La dernière controverse de Trump semble avoir poussé certains de ses collaborateurs à bout, puisque son ancien biographe affirme que c’est le président lui-même qui a publié la version raciste d’Obama. Le président américain a publié une vidéo d’une minute sur les anomalies des machines à voter sur son compte vérifié ; cependant, vers la fin de la vidéo, les Obama apparaissent comme des singes, riant et dansant dans une jungle sur « The Lion Sleeps Tonight ».

Mais maintenant, le biographe de Trump, Michael Wolff, a affirmé que cette déclaration était un mensonge et que, dans les coulisses, le personnel de la Maison Blanche était de plus en plus frustré.

S’exprimant sur son podcast Inside Trump’s Head, Wolff a déclaré : « J’en ai parlé à des gens à la Maison Blanche et leur point de vue était ‘whoa’, permettez-moi de citer'[he’s] il a arrêté ses médicaments.
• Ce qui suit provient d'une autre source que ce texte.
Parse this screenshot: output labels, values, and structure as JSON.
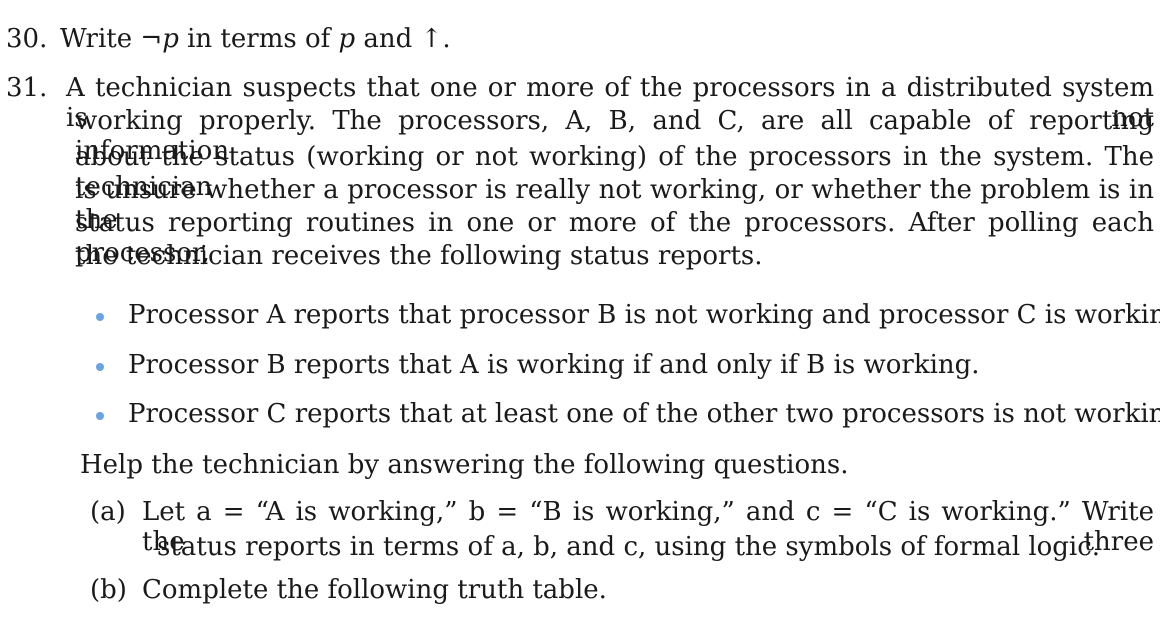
{
  "q30": {
    "number": "30.",
    "text_a": "Write ",
    "not_p": "¬p",
    "text_b": " in terms of ",
    "p": "p",
    "text_c": " and ↑."
  },
  "q31": {
    "number": "31.",
    "para_lines": [
      "A technician suspects that one or more of the processors in a distributed system is not",
      "working properly. The processors, A, B, and C, are all capable of reporting information",
      "about the status (working or not working) of the processors in the system. The technician",
      "is unsure whether a processor is really not working, or whether the problem is in the",
      "status reporting routines in one or more of the processors. After polling each processor,",
      "the technician receives the following status reports."
    ],
    "bullets": [
      "Processor A reports that processor B is not working and processor C is working.",
      "Processor B reports that A is working if and only if B is working.",
      "Processor C reports that at least one of the other two processors is not working."
    ],
    "help_line": "Help the technician by answering the following questions.",
    "part_a_label": "(a)",
    "part_a_line1": "Let a = “A is working,” b = “B is working,” and c = “C is working.” Write the three",
    "part_a_line2": "status reports in terms of a, b, and c, using the symbols of formal logic.",
    "part_b_label": "(b)",
    "part_b_text": "Complete the following truth table."
  }
}
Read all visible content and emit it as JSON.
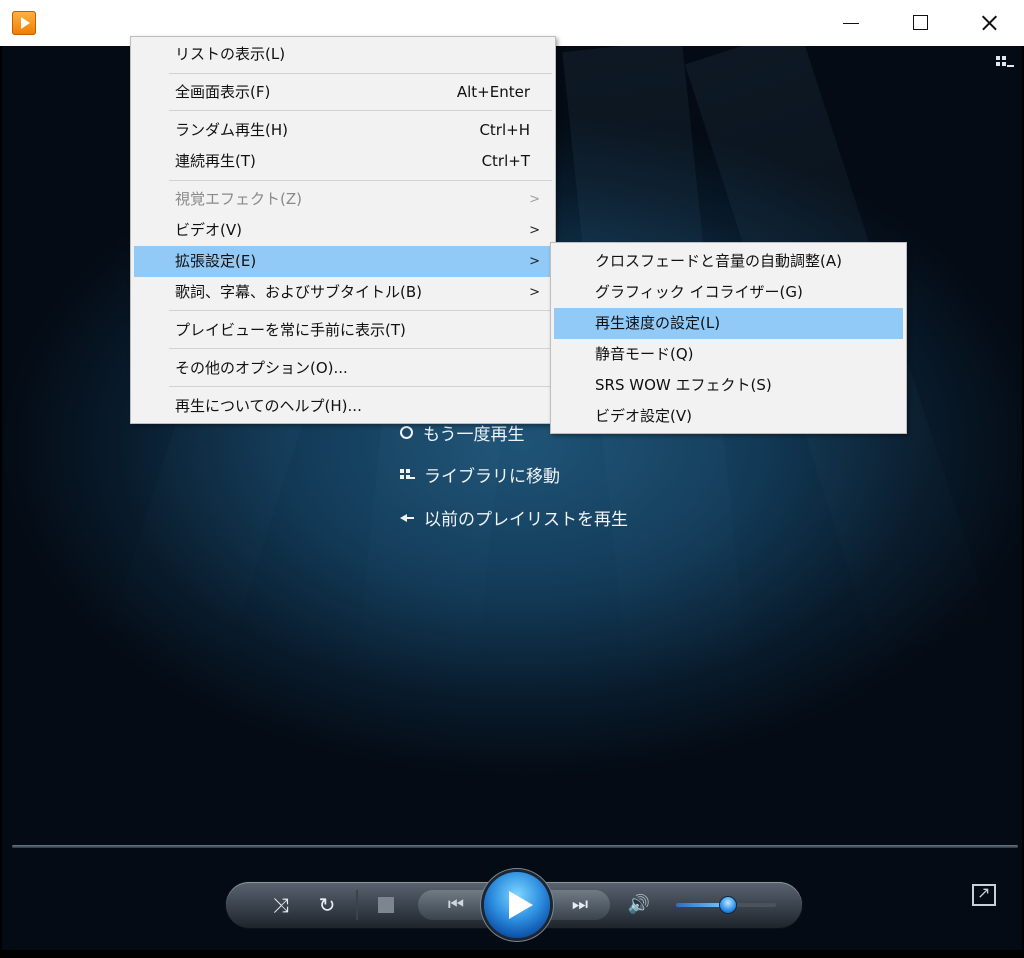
{
  "window": {
    "buttons": {
      "minimize": "minimize",
      "maximize": "maximize",
      "close": "close"
    }
  },
  "colors": {
    "menu_bg": "#f2f2f2",
    "highlight": "#91c9f7",
    "video_bg": "#123a57",
    "play_button": "#2e8fe0"
  },
  "main_menu": {
    "items": [
      {
        "label": "リストの表示(L)",
        "shortcut": ""
      },
      {
        "label": "全画面表示(F)",
        "shortcut": "Alt+Enter"
      },
      {
        "label": "ランダム再生(H)",
        "shortcut": "Ctrl+H"
      },
      {
        "label": "連続再生(T)",
        "shortcut": "Ctrl+T"
      },
      {
        "label": "視覚エフェクト(Z)",
        "shortcut": "",
        "disabled": true,
        "submenu": true
      },
      {
        "label": "ビデオ(V)",
        "shortcut": "",
        "submenu": true
      },
      {
        "label": "拡張設定(E)",
        "shortcut": "",
        "submenu": true,
        "highlighted": true
      },
      {
        "label": "歌詞、字幕、およびサブタイトル(B)",
        "shortcut": "",
        "submenu": true
      },
      {
        "label": "プレイビューを常に手前に表示(T)",
        "shortcut": ""
      },
      {
        "label": "その他のオプション(O)...",
        "shortcut": ""
      },
      {
        "label": "再生についてのヘルプ(H)...",
        "shortcut": ""
      }
    ]
  },
  "sub_menu": {
    "items": [
      {
        "label": "クロスフェードと音量の自動調整(A)"
      },
      {
        "label": "グラフィック イコライザー(G)"
      },
      {
        "label": "再生速度の設定(L)",
        "highlighted": true
      },
      {
        "label": "静音モード(Q)"
      },
      {
        "label": "SRS WOW エフェクト(S)"
      },
      {
        "label": "ビデオ設定(V)"
      }
    ]
  },
  "tasks": [
    {
      "label": "もう一度再生",
      "icon": "replay-icon"
    },
    {
      "label": "ライブラリに移動",
      "icon": "library-icon"
    },
    {
      "label": "以前のプレイリストを再生",
      "icon": "back-arrow-icon"
    }
  ],
  "controls": {
    "shuffle_glyph": "⤨",
    "repeat_glyph": "↻",
    "prev_glyph": "⏮",
    "next_glyph": "⏭",
    "volume_glyph": "🔊",
    "volume_level": 0.52
  }
}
« C’est une chose intéressante qu’ils peuvent reconnaître quand Trump est trop Trumpy et quand il est allé plus loin que ce à quoi ils s’attendaient.

« Ils reconnaissent que quelque chose s’est probablement produit et que quelque chose l’a poussé à bout. »
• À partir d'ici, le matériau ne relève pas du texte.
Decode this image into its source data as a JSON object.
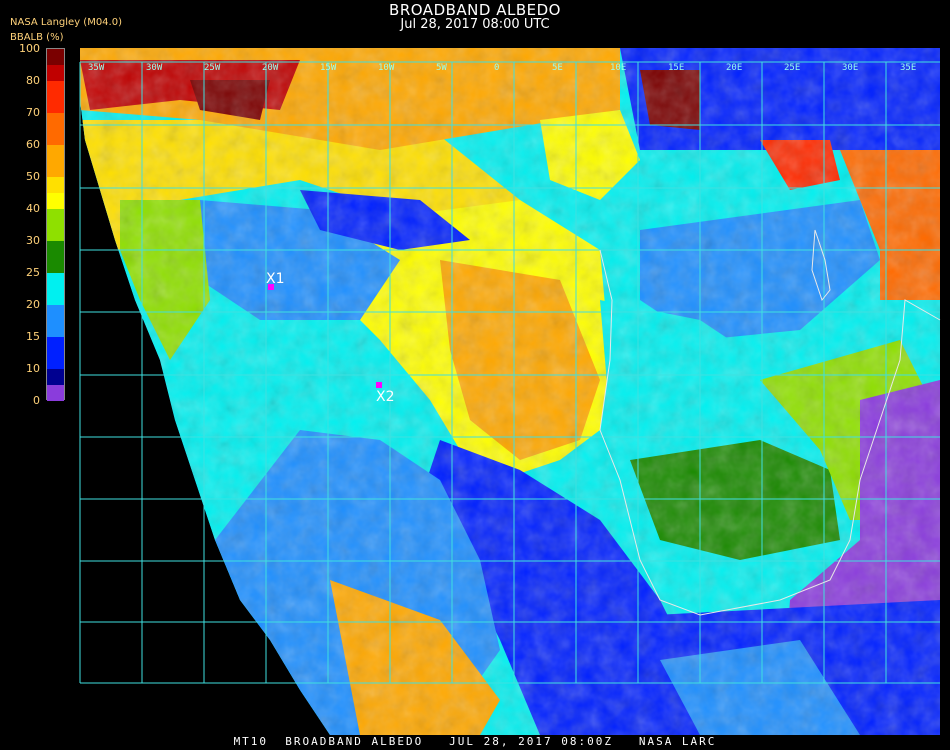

Cependant, publiquement, la Maison Blanche a tenté de défendre la vidéo, la décrivant comme une « vidéo mème Internet représentant le président Trump comme le roi de la jungle et les démocrates comme des personnages du Roi Lion ».
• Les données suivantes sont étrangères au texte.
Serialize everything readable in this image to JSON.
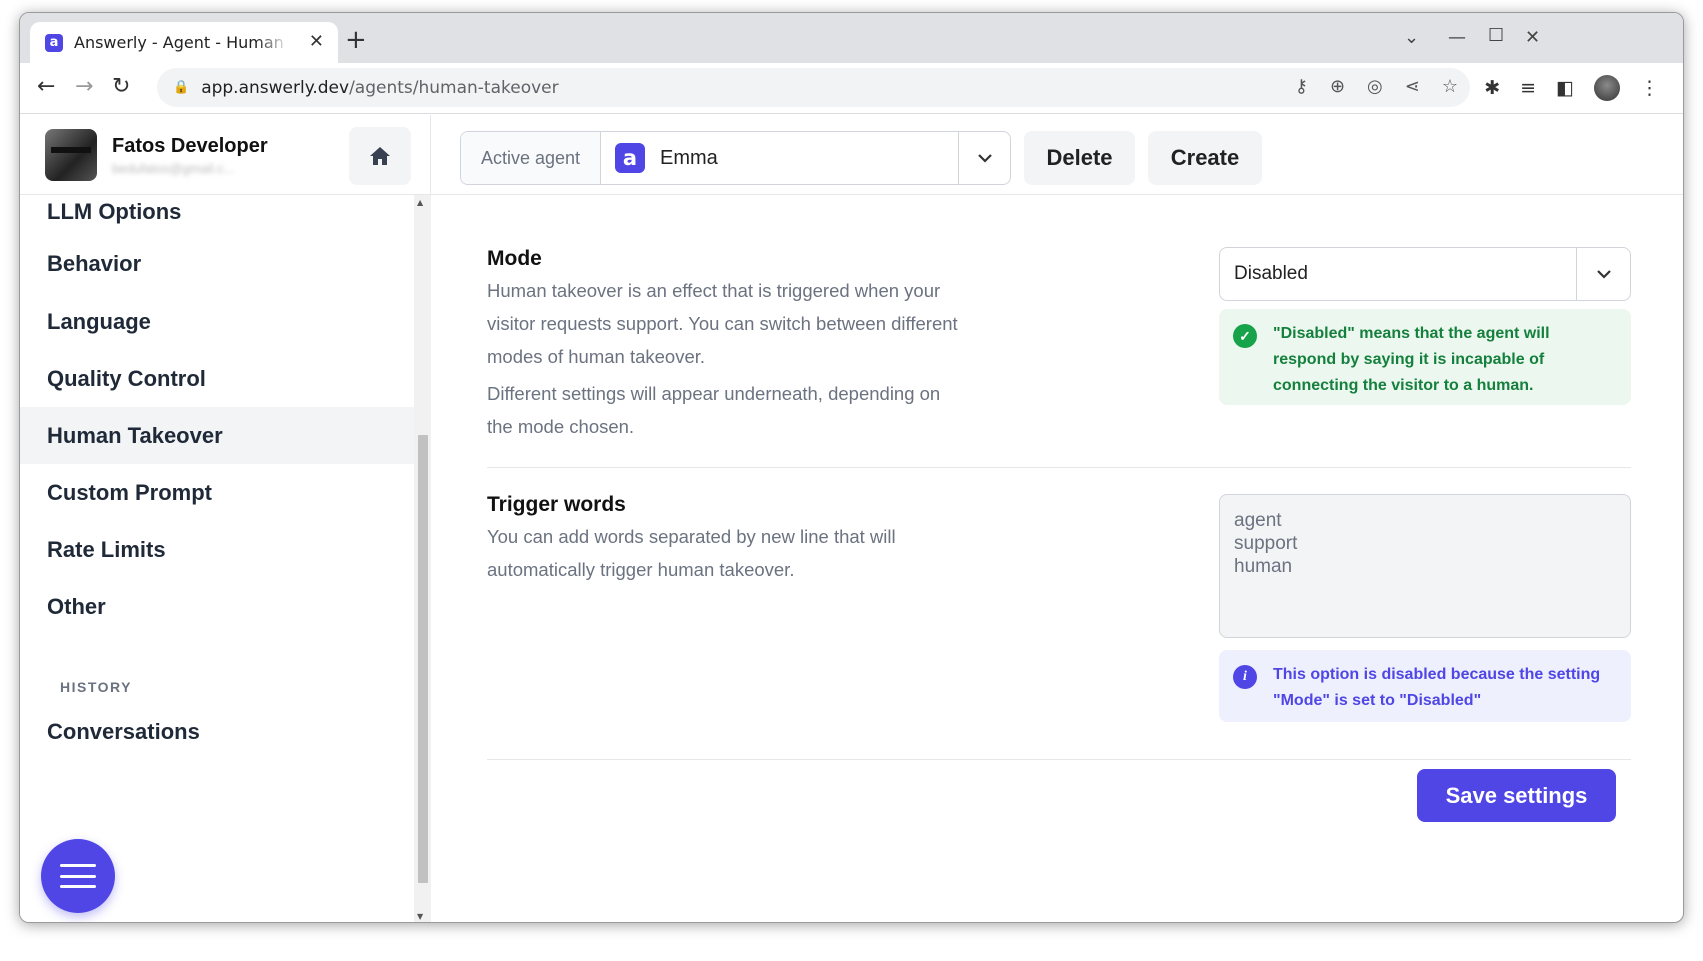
{
  "browser": {
    "tab_title": "Answerly - Agent - Human T",
    "url_host": "app.answerly.dev",
    "url_path": "/agents/human-takeover"
  },
  "user": {
    "name": "Fatos Developer",
    "email": "bedufatos@gmail.c..."
  },
  "sidebar": {
    "items": [
      {
        "label": "LLM Options"
      },
      {
        "label": "Behavior"
      },
      {
        "label": "Language"
      },
      {
        "label": "Quality Control"
      },
      {
        "label": "Human Takeover"
      },
      {
        "label": "Custom Prompt"
      },
      {
        "label": "Rate Limits"
      },
      {
        "label": "Other"
      }
    ],
    "history_heading": "HISTORY",
    "history_items": [
      {
        "label": "Conversations"
      }
    ]
  },
  "topbar": {
    "active_agent_label": "Active agent",
    "active_agent_value": "Emma",
    "delete_label": "Delete",
    "create_label": "Create"
  },
  "mode": {
    "title": "Mode",
    "desc1": "Human takeover is an effect that is triggered when your visitor requests support. You can switch between different modes of human takeover.",
    "desc2": "Different settings will appear underneath, depending on the mode chosen.",
    "selected": "Disabled",
    "alert": "\"Disabled\" means that the agent will respond by saying it is incapable of connecting the visitor to a human."
  },
  "trigger": {
    "title": "Trigger words",
    "desc": "You can add words separated by new line that will automatically trigger human takeover.",
    "value": "agent\nsupport\nhuman",
    "alert": "This option is disabled because the setting \"Mode\" is set to \"Disabled\""
  },
  "save_label": "Save settings",
  "colors": {
    "accent": "#4f46e5",
    "success_bg": "#ecf8ef",
    "success_text": "#15803d",
    "info_bg": "#eef0fe"
  }
}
Pendant ce temps, Ben Rhodes, qui a travaillé dans l’administration Obama, a ajouté : « Que Trump et ses partisans racistes soient hantés par le fait que les futurs Américains considéreront les Obama comme des personnages bien-aimés tout en l’étudiant comme une tache sur notre histoire. »

Avant que la vidéo ne soit retirée, la secrétaire de presse Karoline Leavitt a rejeté la « fausse indignation » suscitée par cette publication. Après plusieurs appels en faveur de sa suppression, la Maison Blanche a déclaré qu’elle avait été publiée par erreur par un membre du personnel.

Le message faisait partie de dizaines de messages décousus de Truth Social qui poursuivaient ses fausses affirmations selon lesquelles les élections de 2020 lui avaient été volées, bien qu’il ait été constaté qu’il n’y avait aucune preuve de fraude systémique.